BCOs have a built in “Error Domain” for recording the limits of the pipeline as part of the “Verification Kit.” The Verification Kit makes it very easy check that input data is within the range that the pipeline is capable of working with, and is another way that BCOs make it easier to understand the overall logical flow.
To demonstrate the power that a descriptive component can add, BioCompute partnered with other standards to create examples of joint reports using Common Workflow Language and Nextflow/Research Objects (tutorial for the latter can be found here).
BioCompute was built through a collaboration between The George Washington University and the FDA to improve communication of bioinformatics pipelines, and has since been expanded and refined through the participation or collaboration of hundreds of participants from throughout the public and private sectors. While we welcome interest and membership from anyone, most users will fall into one of three categories:
The Biocompute standard can help substantially improve replicability, making it possible to repeat a pipeline on a different sample with high fidelity and high confidence.
As BioCompute Objects become tested and validated, they can be applied in the clinic to identify risk factors, flag pharmakogenetic information, and much more.
Pharma, Biotech and Regulatory Pipeline
Protracted communications with the FDA can extend the review process by months. A standardized method of communicating HTS data may help repeat results more quickly and without the need for additional communication.
Research, clinical, and regulatory groups are key drivers of personalized medicine that is based on next generation sequencing, but there are barriers between these groups. BioCompute reduces these hurdles and brings transparency to the workflow, making it more clear what was done, and clearly delineating expectations for data sharing. The BioCompute specification can be layered with other privacy and security protocols to guard sensitive data, or be made open source depending on the needs of the user.
The BioCompute project has generated two publications, three workshops, FDA funding, contributions from over 300 participants, and FDA submissions. The project has worked with individuals from NIH, Harvard, several biotech and pharma companies, EMBL-EBI, Galaxy Project, and many more, and can be integrated with any existing standard for HTS data. The project is expected to be both an IEEE and ISO recognized standard within 8-10 months.

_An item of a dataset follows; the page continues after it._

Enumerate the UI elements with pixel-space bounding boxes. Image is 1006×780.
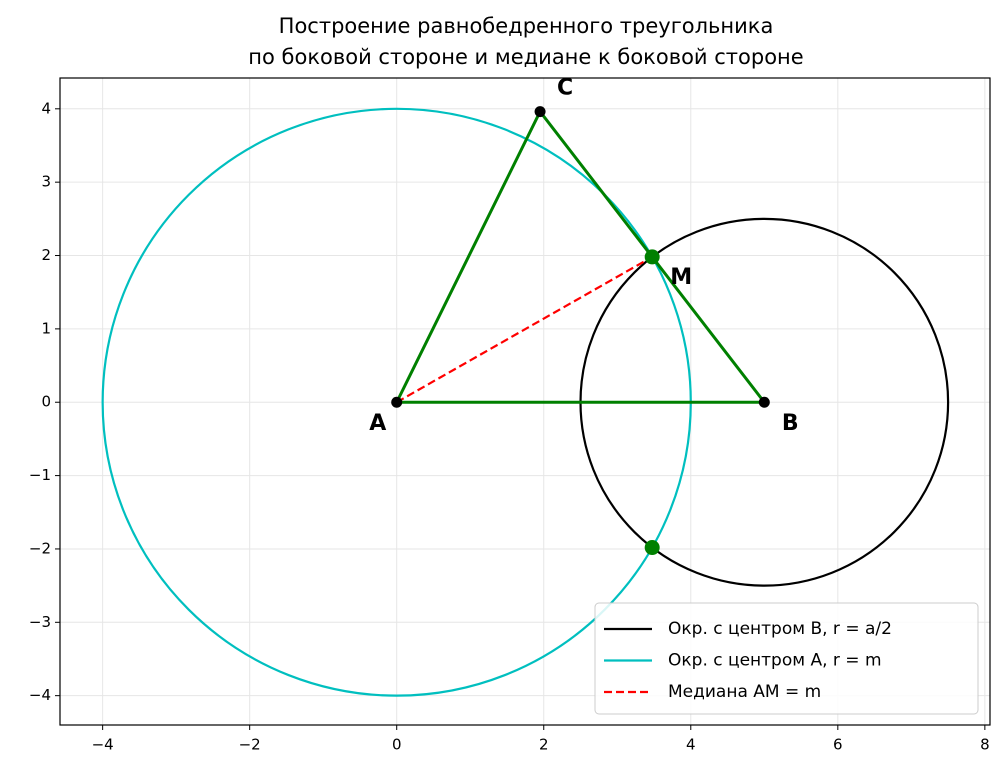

More information about The current BioCompute standard can be found on the Open Science Foundation website (where the standard is developed and maintained), the HIVE website, and the Research Objects discussion of BioCompute.
Milestones in the BioCompute Program
The major milestones of the BioCompute Partnership and future goals are paving the way for a consensus-driven, widely adopted standard. The FDA’s Genomics Working Group (GWG) originally articulated the challenges of communicating genomic analysis pipelines in a regulatory context in 2013. Since then, the project has accumulated tremendous momentum, a testament to the GWG’s efforts in describing communication challenges. More recently, the second BioCompute publication has recently been published, the 4th Workshop is scheduled, and the next major goal is the formal launch of the BioCompute Public Private Partnership. The Executive Committee will formalize the future roadmap beyond these goals.